I have murdered memory; I have watched the moment die. These hands have wavered far too long above the blank expectancy of pages; worlds of words were born and ended in my immobile fingertips, starved of the sanguine nourishment of inks.
I have murdered memory, the many curves and hollows of your face, the crimson compression of your lips have been worn by my mind’s fervent eye, blurred into the cold expression of an angel enduring centuries assaulted by the rain. Could I have caught the look of unspent longing, pulse hammer pain, in the perfection of a poem? Could I have preserved the passion wild, wanton and evident against the wrath of time?
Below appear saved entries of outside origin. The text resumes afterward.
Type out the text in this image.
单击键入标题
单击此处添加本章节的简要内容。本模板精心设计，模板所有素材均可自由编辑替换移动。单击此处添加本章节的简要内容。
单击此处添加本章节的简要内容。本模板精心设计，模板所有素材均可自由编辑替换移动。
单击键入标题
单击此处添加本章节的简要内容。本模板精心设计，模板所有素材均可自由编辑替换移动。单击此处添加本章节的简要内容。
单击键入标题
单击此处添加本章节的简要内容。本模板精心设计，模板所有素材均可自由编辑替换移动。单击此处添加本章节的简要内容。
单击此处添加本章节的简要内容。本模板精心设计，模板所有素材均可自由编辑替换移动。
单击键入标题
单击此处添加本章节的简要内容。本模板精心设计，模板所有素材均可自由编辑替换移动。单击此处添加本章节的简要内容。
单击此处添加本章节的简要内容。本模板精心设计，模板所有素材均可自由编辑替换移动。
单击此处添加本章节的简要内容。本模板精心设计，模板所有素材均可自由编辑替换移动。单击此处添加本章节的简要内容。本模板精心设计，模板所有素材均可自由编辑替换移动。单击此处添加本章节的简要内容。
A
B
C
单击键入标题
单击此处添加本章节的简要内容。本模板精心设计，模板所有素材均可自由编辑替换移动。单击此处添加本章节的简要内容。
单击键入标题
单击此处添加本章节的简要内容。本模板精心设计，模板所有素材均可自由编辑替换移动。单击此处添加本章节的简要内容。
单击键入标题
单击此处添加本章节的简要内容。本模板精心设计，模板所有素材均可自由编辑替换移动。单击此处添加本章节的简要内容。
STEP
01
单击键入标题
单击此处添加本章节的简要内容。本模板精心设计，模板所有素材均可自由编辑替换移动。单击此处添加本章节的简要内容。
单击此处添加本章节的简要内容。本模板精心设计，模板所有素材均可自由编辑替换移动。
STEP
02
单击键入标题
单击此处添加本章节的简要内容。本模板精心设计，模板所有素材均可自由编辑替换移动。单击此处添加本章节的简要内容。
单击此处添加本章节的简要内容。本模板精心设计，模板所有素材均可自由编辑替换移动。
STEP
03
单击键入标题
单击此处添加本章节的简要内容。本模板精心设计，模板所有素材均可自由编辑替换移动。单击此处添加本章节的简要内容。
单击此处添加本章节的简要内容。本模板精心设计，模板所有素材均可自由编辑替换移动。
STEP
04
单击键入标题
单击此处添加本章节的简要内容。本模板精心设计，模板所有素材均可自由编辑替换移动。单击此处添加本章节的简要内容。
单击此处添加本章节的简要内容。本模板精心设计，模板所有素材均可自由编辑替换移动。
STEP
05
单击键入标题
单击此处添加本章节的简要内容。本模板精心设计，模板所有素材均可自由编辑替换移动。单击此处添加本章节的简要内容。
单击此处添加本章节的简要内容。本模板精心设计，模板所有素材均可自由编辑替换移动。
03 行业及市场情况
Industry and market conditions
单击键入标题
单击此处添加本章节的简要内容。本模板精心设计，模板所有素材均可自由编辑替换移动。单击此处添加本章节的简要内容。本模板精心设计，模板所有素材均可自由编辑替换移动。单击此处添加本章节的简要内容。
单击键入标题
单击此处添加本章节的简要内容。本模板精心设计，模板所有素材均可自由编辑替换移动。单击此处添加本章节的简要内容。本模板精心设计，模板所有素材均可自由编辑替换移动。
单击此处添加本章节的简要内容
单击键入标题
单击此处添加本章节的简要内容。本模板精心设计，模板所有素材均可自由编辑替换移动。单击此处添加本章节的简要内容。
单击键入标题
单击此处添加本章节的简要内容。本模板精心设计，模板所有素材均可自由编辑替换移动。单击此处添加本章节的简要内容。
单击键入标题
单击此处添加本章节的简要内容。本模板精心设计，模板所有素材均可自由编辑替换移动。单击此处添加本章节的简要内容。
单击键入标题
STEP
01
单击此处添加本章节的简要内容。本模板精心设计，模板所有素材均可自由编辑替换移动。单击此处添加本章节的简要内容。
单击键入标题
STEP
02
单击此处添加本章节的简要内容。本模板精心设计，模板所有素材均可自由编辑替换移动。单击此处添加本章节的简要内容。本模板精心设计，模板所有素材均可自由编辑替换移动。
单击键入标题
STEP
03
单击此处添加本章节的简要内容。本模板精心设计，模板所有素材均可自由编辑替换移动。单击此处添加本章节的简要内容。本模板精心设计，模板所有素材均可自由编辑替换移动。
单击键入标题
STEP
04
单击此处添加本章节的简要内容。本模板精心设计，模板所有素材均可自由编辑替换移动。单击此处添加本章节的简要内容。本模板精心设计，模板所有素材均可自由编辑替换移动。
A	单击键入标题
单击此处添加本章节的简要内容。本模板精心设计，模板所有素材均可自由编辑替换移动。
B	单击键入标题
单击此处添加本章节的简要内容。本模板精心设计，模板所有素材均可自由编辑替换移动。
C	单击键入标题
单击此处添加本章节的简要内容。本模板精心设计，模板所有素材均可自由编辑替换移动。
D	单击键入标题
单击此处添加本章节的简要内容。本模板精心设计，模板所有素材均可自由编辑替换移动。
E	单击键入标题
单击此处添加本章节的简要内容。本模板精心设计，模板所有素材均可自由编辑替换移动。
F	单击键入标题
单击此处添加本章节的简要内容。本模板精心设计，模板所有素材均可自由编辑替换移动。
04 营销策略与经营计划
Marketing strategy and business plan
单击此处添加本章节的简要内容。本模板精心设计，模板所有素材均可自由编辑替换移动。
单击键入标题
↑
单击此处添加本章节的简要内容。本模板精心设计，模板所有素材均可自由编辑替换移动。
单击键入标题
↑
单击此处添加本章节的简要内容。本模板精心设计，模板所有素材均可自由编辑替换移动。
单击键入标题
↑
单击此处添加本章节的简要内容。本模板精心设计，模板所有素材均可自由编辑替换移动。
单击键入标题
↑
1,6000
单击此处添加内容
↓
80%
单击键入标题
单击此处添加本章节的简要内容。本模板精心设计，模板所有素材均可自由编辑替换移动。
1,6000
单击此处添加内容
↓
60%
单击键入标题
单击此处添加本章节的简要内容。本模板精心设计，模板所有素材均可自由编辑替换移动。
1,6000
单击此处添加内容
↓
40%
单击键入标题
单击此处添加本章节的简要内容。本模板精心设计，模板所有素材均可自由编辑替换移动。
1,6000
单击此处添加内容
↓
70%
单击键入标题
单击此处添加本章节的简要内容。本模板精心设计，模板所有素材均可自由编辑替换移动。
I have watched the moment die; observed the pinnacle of crisis, pen poised and paused. Pregnant with hope, anticipation. A declarative drop waiting to be spilled foolscap and fulsome. I tapped the nib back on the well and watched the moment die.
I have murdered memory and all my weary impotence will not restore the icon I would stitch into my shroud, or the flowing script of murmurings, the recollection of a touch.
Am I cowardly or cruel for I have watched the moment die? The reams of everything I left unwritten cupped in these hands that clasped, caressed, and claimed you. Boldly, careless of consequence. But when thirst tore rabid at your throat, eating promises and protestations, I stood by with water, and I watched the moment die.
I have murdered memory, forgetting the glorious fragrance of your black rain sodden hair, sunlight reflected and refracted in your tears, the enveloping warm welcome: softness everywhere.
Traitor to desire, betrayer of my pen, breaker of vows, I have watched the moment die as surely as the hands that hovered, waiting above a wounded heart, trembling and incapable to staunch the stuttered flow.
So go. Go roaring and ungentle, plaintiff in the wide halls of our judgement, crack the weathered stone that stills your tongue, and come bind my hands, still black with blood, swollen with weight of all I’ve left unspoken. I make no last defence. I have murdered memory; I have watched the moment die.